The Urban Land Institute (ULI) has published guidelines for assessing and disclosing the costs of decarbonising buildings, as it warns of a ‘carbon bubble’ in the pricing of European real estate.
The proposed guidelines set out a standardised carbon assessment and disclosure method for real estate owners, investors and valuers to help them price transition risk into their assets.
ULI says urgent action is needed to decarbonise buildings, if targets set out in the Paris Agreement are to be achieved. There is currently a lack of regulation driving change, and the cost of doing nothing is not factored into property valuations, according to the non-profit institute. This means current building values are too high, resulting in a 'carbon bubble’.
If transition risk costs are not factored in now by owners, ULI argues, the industry could face a major crisis in achieving decarbonisation if the bubble bursts due to a change in regulation or an economic shock, causing values to fall quickly. And this may happen rather sooner than later, it says, given the current energy crisis, which may significantly impact rent affordability by tenants.
ULI Europe CEO, Lisette van Doorn, said: ‘All buildings have transition risks and we know that some leading market players have started to consider the costs of decarbonisation and started to act on it. However, we need to bring the wider industry on board, and spread the knowledge to speed up the process and prevent the bubble from bursting.
‘We need to get the whole industry moving faster by building a strong case for a collaborative approach to transform existing stock.’
A common methodology for assessing and disclosing transition risks would help to break the current 'deadlock' on progress, Van Doorn said.
ULI's Transition Risk Assessment Consultation Guidelines are part of its C Change programme launched late last year, which aims to mobilise the real estate industry to decarbonise. The guidelines were published on Wednesday at the inaugural ULI C Change Summit in Rotterdam, where real estate leaders gathered to discuss how to tackle the main barriers to decarbonisation in real estate.

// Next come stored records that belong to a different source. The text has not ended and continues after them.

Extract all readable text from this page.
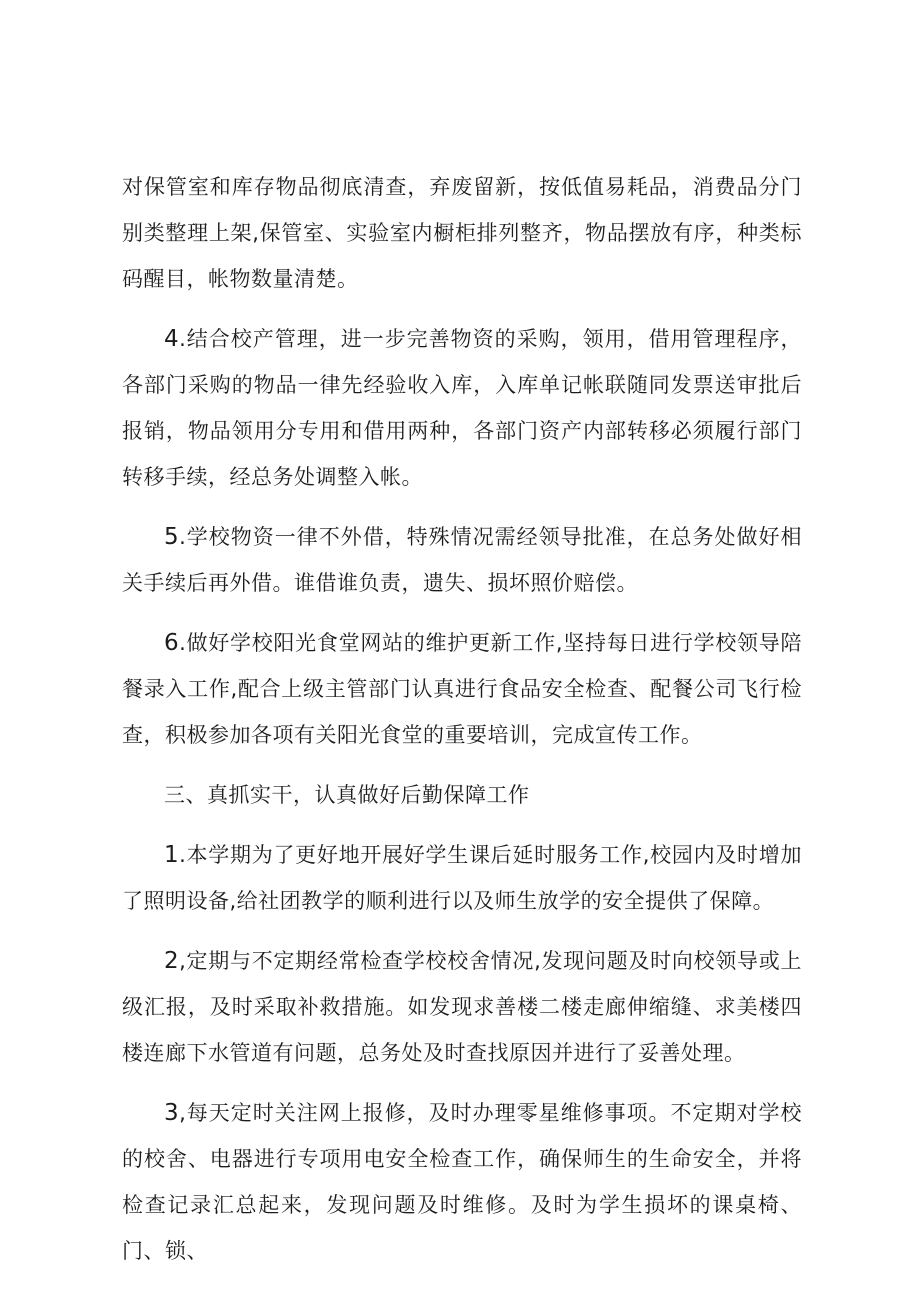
对保管室和库存物品彻底清查，弃废留新，按低值易耗品，消费品分门别类整理上架,保管室、实验室内橱柜排列整齐，物品摆放有序，种类标码醒目，帐物数量清楚。

4.结合校产管理，进一步完善物资的采购，领用，借用管理程序，各部门采购的物品一律先经验收入库，入库单记帐联随同发票送审批后报销，物品领用分专用和借用两种，各部门资产内部转移必须履行部门转移手续，经总务处调整入帐。

5.学校物资一律不外借，特殊情况需经领导批准，在总务处做好相关手续后再外借。谁借谁负责，遗失、损坏照价赔偿。

6.做好学校阳光食堂网站的维护更新工作,坚持每日进行学校领导陪餐录入工作,配合上级主管部门认真进行食品安全检查、配餐公司飞行检查，积极参加各项有关阳光食堂的重要培训，完成宣传工作。

三、真抓实干，认真做好后勤保障工作

1.本学期为了更好地开展好学生课后延时服务工作,校园内及时增加了照明设备,给社团教学的顺利进行以及师生放学的安全提供了保障。

2,定期与不定期经常检查学校校舍情况,发现问题及时向校领导或上级汇报，及时采取补救措施。如发现求善楼二楼走廊伸缩缝、求美楼四楼连廊下水管道有问题，总务处及时查找原因并进行了妥善处理。

3,每天定时关注网上报修，及时办理零星维修事项。不定期对学校的校舍、电器进行专项用电安全检查工作，确保师生的生命安全，并将检查记录汇总起来，发现问题及时维修。及时为学生损坏的课桌椅、门、锁、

ULI’s analysis suggests that the current approach by property owners means that decarbonisation activity is focused on higher-value assets in higher-value locations, such as prime offices in CBDs and high-end residential, where the cost-to-value ratio of retrofitting is lower. Without collaboration and transparency on transition risks, the institute believes there is a danger of a two-tier market emerging with a strong concentration of retrofitting activity in locations and of assets with higher values, while lower-value assets and locations are at threat of decline.
Said Van Doorn: ‘Our combined goal should be the long-term preservation of values across all our buildings, keeping all of our cities and neighbourhoods investible and liquid. If we don’t act on real estate valuations, our industry’s significant contribution to climate change will continue and we will exacerbate social inequality.’
‘The consultation guidelines help remove transition risks as a point of competitive advantage for the market and instead close the knowledge gap to the benefit of all owners and managers. If everyone is better educated on these risks, we can better achieve the broader goals of decarbonisation.’
The proposed guidance identifies nine transition risks of material impact to real estate assets that can be financially modelled, standardised and communicated. Those risks include the cost of decarbonisation, internal resourcing, energy costs, the carbon price, and embodied carbon, as well as the impact of decarbonisation on depreciation, changes in rental income and exit value.
The consultation also includes three standard templates for disclosure and reporting – a manager disclosure sheet, a valuation service provider disclosure sheet and an investor reporting sheet.
ULI says it will begin a period of consultation over the coming months, engaging with the industry individually, across companies and in specialist groups.
The draft consultation guidelines were prepared with the support of the founding partners of the ULI C Change programme, Allianz Real Estate, Arup, Catella, Hines, Immobel, Redevco and Schroders Capital, together with feedback from interviews and workshops involving ULI Europe members.